When I talk of the “Green grass of home,” I am speaking in general terms of the good times, the warm and love of family and friends, and of course the environment there in which I have grown up and have learnt to appreciate through the years.
Working here in Juba the capital of South Sudan so far away from home, from the company of family and friends, and the environment which I am accustomed to gives me plenty of time to both to reflect on my life and have a new sense of appreciation of the “Green grass of home” which while home I tend to take for granted.
Juba is hot and dusty and a little filthy and chaotic, and I hardly miss the weather when I get home but I instead worry about it when the time to return to work ever draws near. However I appreciate Juba for its simplicity or lack of sophistication and the fact that it has given me a rare job and life experience which I possibly could have never dreamed of. I have seen new places, met new people and had all kinds of experiences traveling in South Sudan. I also love the fact that Juba is a rural town with lots of rocks and bushes around where I can go jogging or hiking without the disturbance from traffic or children calling me Mzungu (white man) as happens in the suburbs of Kampala. I am pitch black by the way, but it seems that the common knowledge an average Ugandan child is that only Bazungu jog as part of physical exercise activity.
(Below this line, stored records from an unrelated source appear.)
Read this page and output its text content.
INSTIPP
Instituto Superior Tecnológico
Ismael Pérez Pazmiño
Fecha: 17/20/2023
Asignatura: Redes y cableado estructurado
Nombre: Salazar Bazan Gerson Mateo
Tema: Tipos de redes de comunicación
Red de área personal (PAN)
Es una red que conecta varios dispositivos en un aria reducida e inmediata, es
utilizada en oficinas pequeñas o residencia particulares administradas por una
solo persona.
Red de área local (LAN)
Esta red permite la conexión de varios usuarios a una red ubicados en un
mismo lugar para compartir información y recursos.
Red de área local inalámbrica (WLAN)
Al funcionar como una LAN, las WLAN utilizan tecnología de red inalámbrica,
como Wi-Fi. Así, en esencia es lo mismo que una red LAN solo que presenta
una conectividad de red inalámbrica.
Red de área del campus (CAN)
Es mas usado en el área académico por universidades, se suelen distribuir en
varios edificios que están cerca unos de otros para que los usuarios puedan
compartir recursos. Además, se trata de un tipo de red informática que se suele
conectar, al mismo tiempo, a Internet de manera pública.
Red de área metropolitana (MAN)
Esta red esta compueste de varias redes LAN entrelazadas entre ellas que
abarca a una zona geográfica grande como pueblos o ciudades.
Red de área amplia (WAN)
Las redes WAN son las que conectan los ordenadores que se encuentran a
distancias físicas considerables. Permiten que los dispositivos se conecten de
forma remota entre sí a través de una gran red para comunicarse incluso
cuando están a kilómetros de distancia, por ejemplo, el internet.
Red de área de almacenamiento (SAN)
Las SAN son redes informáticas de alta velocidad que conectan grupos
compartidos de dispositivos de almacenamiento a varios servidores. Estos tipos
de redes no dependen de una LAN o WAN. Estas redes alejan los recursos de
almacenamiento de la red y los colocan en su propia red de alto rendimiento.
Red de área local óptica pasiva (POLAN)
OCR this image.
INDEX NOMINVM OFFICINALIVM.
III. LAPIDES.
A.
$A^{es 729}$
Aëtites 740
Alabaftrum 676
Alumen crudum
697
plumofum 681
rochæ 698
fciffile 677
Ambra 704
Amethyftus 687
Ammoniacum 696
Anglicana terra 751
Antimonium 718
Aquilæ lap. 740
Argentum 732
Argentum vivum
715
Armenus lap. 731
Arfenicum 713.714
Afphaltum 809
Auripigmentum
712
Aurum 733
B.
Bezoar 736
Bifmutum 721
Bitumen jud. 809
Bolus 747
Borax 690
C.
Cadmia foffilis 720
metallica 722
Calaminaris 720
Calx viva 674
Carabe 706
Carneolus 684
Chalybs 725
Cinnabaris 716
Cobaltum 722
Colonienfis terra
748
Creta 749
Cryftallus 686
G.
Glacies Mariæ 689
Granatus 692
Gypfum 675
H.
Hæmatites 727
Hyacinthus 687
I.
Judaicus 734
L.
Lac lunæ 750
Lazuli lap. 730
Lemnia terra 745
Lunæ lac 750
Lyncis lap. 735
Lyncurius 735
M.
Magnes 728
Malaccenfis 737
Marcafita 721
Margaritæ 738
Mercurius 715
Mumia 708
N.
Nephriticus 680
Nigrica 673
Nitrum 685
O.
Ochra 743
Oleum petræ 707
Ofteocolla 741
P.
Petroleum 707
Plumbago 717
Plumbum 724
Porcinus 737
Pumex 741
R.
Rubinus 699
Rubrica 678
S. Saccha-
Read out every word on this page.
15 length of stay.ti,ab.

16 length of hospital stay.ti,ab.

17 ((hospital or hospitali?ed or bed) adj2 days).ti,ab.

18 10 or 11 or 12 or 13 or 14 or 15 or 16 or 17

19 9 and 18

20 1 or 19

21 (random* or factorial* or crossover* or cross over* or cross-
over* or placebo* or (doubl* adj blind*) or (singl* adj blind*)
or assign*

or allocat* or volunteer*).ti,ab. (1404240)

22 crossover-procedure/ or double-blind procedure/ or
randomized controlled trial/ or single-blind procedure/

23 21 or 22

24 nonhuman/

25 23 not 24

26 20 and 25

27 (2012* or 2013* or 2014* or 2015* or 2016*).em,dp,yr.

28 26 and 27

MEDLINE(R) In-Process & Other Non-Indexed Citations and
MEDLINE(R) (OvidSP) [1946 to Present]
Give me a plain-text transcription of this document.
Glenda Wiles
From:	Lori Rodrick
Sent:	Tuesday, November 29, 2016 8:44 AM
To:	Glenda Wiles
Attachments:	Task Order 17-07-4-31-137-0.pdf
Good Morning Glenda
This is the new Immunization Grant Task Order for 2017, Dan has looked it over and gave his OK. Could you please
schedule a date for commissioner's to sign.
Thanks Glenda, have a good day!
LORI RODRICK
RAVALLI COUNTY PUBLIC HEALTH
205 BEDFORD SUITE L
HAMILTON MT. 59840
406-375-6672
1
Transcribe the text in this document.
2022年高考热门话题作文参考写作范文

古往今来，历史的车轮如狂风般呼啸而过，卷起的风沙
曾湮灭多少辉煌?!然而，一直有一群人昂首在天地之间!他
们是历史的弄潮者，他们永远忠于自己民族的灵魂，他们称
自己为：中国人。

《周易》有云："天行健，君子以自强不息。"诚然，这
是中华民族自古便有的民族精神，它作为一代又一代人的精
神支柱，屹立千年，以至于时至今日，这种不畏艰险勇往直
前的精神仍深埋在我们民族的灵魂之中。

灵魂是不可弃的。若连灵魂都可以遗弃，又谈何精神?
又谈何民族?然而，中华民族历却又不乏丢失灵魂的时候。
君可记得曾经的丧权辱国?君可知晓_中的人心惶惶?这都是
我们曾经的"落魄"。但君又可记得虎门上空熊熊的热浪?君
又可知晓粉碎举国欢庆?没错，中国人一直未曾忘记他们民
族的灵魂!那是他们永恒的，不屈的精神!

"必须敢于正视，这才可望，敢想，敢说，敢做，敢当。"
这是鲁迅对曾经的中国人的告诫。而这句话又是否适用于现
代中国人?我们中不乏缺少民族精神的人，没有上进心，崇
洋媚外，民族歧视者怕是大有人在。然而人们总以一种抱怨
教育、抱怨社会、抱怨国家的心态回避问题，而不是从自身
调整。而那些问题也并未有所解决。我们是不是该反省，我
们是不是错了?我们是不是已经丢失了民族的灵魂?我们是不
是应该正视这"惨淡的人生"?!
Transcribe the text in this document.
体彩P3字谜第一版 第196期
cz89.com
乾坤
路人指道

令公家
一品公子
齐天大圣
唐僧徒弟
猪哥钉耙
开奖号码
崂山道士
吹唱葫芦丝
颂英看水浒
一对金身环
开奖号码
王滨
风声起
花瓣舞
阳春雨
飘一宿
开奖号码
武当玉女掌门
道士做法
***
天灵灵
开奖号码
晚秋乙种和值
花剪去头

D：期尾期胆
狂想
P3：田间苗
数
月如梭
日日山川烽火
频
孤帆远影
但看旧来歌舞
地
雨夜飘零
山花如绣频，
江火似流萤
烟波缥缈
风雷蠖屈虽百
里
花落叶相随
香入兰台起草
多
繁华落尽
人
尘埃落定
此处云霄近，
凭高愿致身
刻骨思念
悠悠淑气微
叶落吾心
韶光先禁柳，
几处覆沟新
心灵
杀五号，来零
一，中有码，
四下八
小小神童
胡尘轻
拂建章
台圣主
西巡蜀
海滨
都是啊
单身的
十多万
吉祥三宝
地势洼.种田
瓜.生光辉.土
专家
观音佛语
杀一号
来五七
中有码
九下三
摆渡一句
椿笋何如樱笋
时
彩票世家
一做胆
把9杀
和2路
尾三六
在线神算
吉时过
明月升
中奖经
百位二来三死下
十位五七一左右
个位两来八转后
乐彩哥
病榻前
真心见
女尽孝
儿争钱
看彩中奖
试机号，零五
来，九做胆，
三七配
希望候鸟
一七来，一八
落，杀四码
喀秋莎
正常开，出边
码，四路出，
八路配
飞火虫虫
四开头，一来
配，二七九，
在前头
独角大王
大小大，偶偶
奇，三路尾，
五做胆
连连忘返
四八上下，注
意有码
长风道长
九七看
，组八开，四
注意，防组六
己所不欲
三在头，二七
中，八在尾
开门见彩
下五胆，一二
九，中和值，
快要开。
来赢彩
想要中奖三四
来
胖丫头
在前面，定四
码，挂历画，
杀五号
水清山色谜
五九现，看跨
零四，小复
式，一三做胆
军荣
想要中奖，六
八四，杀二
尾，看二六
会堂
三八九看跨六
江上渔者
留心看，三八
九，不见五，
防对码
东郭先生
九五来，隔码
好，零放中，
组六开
The other day I was jogging along a bush path here in Juba and met a herd of cows that seemed to be headed home for milking, for I could tell by the noise both the cows and calves were making. The mowing and the smell of cow dung were sights, sounds and smells of my youth that I am so familiar with. Memories of my grandparents, cold sour milk with roasted sweet potatoes in the morning before going to herd in the bushes and cups of hot milk before bed in the evening came rushing through my mind. I felt like exercising my fingers by milking rather have somebody pull them for me. I thought of my late grandmother giving us little children turns to shake the gourd tied to post in her kitchen or tree in the compound to make butter. Well, I was in Juba but entire village with its life was in my head. Thank God I was alone, I probably might have not listened to a companion even if I heard him.
The sounds, sights and smells of home were wretched some where along the way when I reached a populated area that seemed to have few or no latrines and residents or passersby had dropped quite a bit dung along the bushy footpaths. Back in my youth, stepping on human excrement was one thing sure to make a herds boy curse – it was worse than a thorn pricking your foot or being beaten by rain.
Yesterday was Sunday and I had a bit of time to relax and I wished I could move out of the organisation’s compound where I both work and reside other the field work which occasionally takes me out, to spend some time rather bear with the sounds generators and fans. I thought of where I could go to, especially a cool green place or park here in Juba but I found none. I fell back to listening to music and browsing old photos of people, places and events back home in Uganda which brought back memories of mind refreshing green places like Entebbe Botanical Gardens, Source of the River Nile in Jinja, Speke Resort Munyonyo, The Sheraton Gardens among other places. I also thought of how the residents of Nairobi cherish Uhuru Park to which I have been a couple of times and wondered why the government of Uganda would let so-called investors invade the Centenary Park in Kampala. City squares in one small green belt that has turned blue with teargas/police trucks and it no more a relaxing but a battle ground for demonstrators and police.
When I was a teenager visiting Entebbe back in the eighties Entebbe Botanic Gardens was a favorite destination for me and it was more like a friend to me – being a new resident I had hardly any friends in town. It was pristine and better maintained then and without fence or entry fee as it is now. My wife and I had our second date here later in 2005. Like Mabira rain forest along Kampala Jina road which under threat of sugarcane plantations, Entebbe Botanic seems to be lying before mouths of hungry lions. on one side is Imperial Botanical Hotel and the other side is a modern shopping mall being constructed and a number individuals with residents facing Lake Victoria have fenced off parts of the lake shores nearby which should be accessible to the public.
It appears to me that the green grass of home which many Ugandans seem to take for granted may no longer be a gift from nature but a reserve of a privileged few if they do not contend for it like they for Mabira just like the Bible in the book of Jude urges Christians to contend for their God-given faith.